Sewage is treated in sewage treatment plants (STPs) to make it less polluting before...

Microbes in Sewage Treatment
  • The municipal waste water, containing large quantities of human excreta is called Sewage.

  • Sewage also contains large amounts of organic matter and microbes. Many of them are pathogenic.

  • Sewage is treated in sewage treatment plants (STPs) to make it less polluting before releasing into river bodies.


I. Primary treatment or physical treatment
  1. This treatment basically involves physical removal of large and small particles from sewage through filtration and sedimentation.

  2. First, the floating debris is removed by sequential filtration by passing through wire mesh screens.

  3. Then, the grit (soil and small pebbles) are removed by sedimentation in settling tanks. The sediment is called primary sludge and the supernatant is the effluent.

  4. The effluent is taken for secondary treatment.



II. Secondary treatment or biological treatment
  1. Primary effluent is passed into large aeration tanks with constant mechanical agitation and air supply.

  2. Useful aerobic microbes grow rapidly and form flocs.

  3. Flocs are masses of bacteria associated with fungal filaments to form mesh-like structures.

  4. The growing microbes consume organic matter and thus reduce the biochemical oxygen demand (BOD).

  5. When BOD of sewage has reduced, the effluent is passed into settling tank.

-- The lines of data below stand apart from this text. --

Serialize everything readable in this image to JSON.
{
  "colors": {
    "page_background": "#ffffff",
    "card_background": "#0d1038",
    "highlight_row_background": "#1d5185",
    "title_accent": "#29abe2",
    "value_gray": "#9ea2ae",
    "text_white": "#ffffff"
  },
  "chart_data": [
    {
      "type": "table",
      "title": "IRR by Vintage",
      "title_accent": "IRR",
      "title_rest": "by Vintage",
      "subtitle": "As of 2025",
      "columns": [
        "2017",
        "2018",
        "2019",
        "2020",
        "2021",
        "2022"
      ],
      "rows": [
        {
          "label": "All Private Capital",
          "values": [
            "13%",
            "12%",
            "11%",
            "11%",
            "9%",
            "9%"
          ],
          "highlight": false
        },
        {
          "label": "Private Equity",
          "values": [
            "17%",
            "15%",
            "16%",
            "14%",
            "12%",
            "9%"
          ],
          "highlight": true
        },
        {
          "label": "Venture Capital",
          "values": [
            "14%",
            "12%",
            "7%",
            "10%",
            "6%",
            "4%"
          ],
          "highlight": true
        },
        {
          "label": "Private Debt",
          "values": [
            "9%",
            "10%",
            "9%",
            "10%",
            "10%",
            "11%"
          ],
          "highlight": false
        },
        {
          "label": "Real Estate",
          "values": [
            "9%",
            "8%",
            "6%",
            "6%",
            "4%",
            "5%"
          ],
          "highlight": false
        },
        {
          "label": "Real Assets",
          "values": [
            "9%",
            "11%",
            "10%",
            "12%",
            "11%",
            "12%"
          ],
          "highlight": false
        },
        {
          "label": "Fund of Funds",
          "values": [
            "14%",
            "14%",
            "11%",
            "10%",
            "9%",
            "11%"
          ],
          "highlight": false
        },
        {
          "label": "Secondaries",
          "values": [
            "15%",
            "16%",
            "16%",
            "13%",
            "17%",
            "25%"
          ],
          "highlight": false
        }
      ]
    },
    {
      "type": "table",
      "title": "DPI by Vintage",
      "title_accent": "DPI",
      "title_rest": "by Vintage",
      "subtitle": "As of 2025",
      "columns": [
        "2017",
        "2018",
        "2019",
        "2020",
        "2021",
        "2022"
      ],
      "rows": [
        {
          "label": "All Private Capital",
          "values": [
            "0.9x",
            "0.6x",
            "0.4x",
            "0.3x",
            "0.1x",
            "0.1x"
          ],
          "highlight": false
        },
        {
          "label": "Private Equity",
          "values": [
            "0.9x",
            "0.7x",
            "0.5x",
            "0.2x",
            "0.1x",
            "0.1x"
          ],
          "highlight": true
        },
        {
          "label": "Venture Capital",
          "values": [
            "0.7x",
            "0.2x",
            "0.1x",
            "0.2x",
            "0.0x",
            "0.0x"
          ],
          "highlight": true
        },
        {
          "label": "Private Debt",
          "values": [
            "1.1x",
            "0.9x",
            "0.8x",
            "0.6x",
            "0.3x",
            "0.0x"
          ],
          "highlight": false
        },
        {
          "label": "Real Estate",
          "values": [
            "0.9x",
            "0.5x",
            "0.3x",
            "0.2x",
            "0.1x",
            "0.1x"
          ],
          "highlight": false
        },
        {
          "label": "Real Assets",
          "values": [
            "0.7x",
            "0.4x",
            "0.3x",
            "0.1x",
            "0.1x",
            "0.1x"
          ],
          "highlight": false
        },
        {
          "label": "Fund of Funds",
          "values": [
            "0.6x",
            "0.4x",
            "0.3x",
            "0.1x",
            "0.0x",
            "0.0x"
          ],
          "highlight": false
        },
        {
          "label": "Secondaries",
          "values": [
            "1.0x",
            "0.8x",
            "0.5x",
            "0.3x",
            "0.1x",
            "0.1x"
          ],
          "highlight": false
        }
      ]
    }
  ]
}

  6. Here, the bacterial flocs settle, and the sediment is called activated sludge.

  7. A small part of the sludge is used as an inoculum in the aeration tank and the remaining part is passed into large tanks called anaerobic sludge digesters.

  8. In the digesters, other kinds of bacteria, which grows anaerobically, digest bacteria and fungi in sludge.

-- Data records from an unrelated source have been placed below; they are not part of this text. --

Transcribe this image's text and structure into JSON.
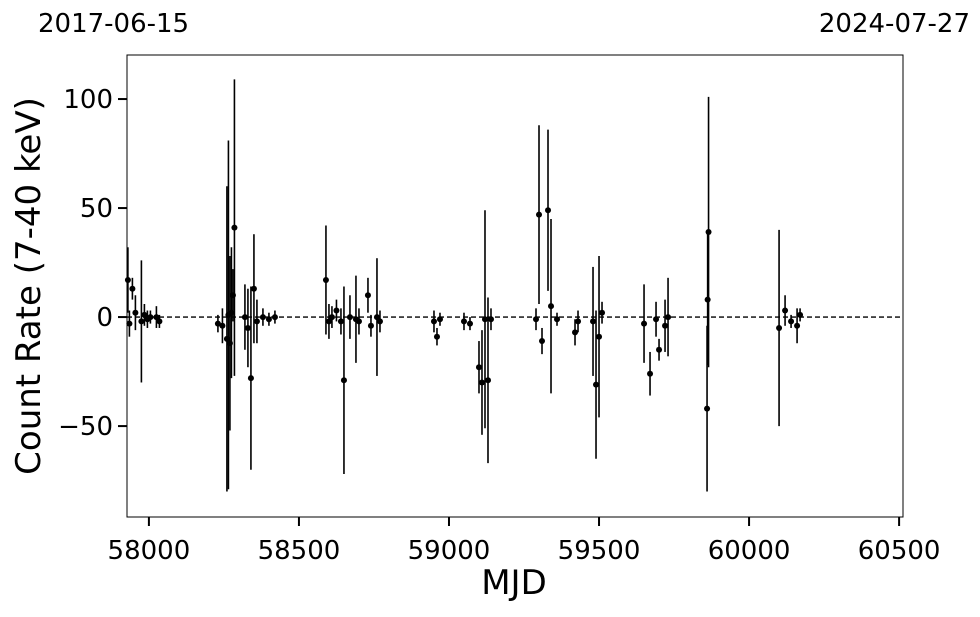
{
  "chart_data": {
    "type": "errorbar",
    "top_labels": [
      "2017-06-15",
      "2024-07-27"
    ],
    "xlabel": "MJD",
    "ylabel": "Count Rate (7-40 keV)",
    "color": "#000000",
    "hline": 0,
    "xlim": [
      57927,
      60513
    ],
    "ylim": [
      -91.7,
      120.2
    ],
    "xticks": [
      58000,
      58500,
      59000,
      59500,
      60000,
      60500
    ],
    "yticks": [
      {
        "value": -50,
        "label": "−50"
      },
      0,
      50,
      100
    ],
    "x": [
      57930,
      57935,
      57945,
      57955,
      57975,
      57985,
      57995,
      58005,
      58025,
      58035,
      58230,
      58245,
      58260,
      58265,
      58270,
      58275,
      58280,
      58285,
      58320,
      58330,
      58340,
      58350,
      58360,
      58380,
      58400,
      58420,
      58590,
      58600,
      58610,
      58625,
      58640,
      58650,
      58670,
      58690,
      58700,
      58730,
      58740,
      58760,
      58770,
      58950,
      58960,
      58970,
      59050,
      59070,
      59100,
      59110,
      59120,
      59130,
      59140,
      59290,
      59300,
      59310,
      59330,
      59340,
      59360,
      59420,
      59430,
      59480,
      59490,
      59500,
      59510,
      59650,
      59670,
      59690,
      59700,
      59720,
      59730,
      59860,
      59865,
      59862,
      60100,
      60120,
      60140,
      60160,
      60170
    ],
    "values": [
      17,
      -3,
      13,
      2,
      -2,
      1,
      -1,
      0,
      0,
      -2,
      -3,
      -4,
      -10,
      1,
      -12,
      2,
      10,
      41,
      0,
      -5,
      -28,
      13,
      -2,
      0,
      -1,
      0,
      17,
      -2,
      0,
      3,
      -2,
      -29,
      0,
      -1,
      -2,
      10,
      -4,
      0,
      -2,
      -2,
      -9,
      -1,
      -2,
      -3,
      -23,
      -30,
      -1,
      -29,
      -1,
      -1,
      47,
      -11,
      49,
      5,
      -1,
      -7,
      -2,
      -2,
      -31,
      -9,
      2,
      -3,
      -26,
      -1,
      -15,
      -4,
      0,
      -42,
      39,
      8,
      -5,
      3,
      -2,
      -4,
      1
    ],
    "errors": [
      15,
      6,
      5,
      8,
      28,
      5,
      4,
      3,
      5,
      3,
      4,
      8,
      70,
      80,
      40,
      30,
      12,
      68,
      15,
      18,
      42,
      25,
      10,
      4,
      3,
      3,
      25,
      8,
      5,
      5,
      6,
      43,
      10,
      20,
      6,
      8,
      5,
      27,
      5,
      5,
      4,
      3,
      4,
      3,
      12,
      24,
      50,
      38,
      5,
      5,
      41,
      6,
      37,
      40,
      3,
      6,
      5,
      25,
      34,
      37,
      5,
      18,
      10,
      8,
      5,
      12,
      18,
      38,
      62,
      30,
      45,
      7,
      3,
      8,
      3
    ]
  }
}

  9. During this digestion, bacteria produce mixture of gases such as methane, hydrogen sulphide and C02 which form the biogas.


Biological Oxygen Demand (BOD)
  1. BOD refers to the amount of oxygen that would be consumed if all the organic matter in one liter of water is oxidized by bacteria.

  2. BOD measures the amount of organic matter in water by measuring the rate of oxygen uptake by microbes.

  3. Higher BOD indicates higher polluting potential.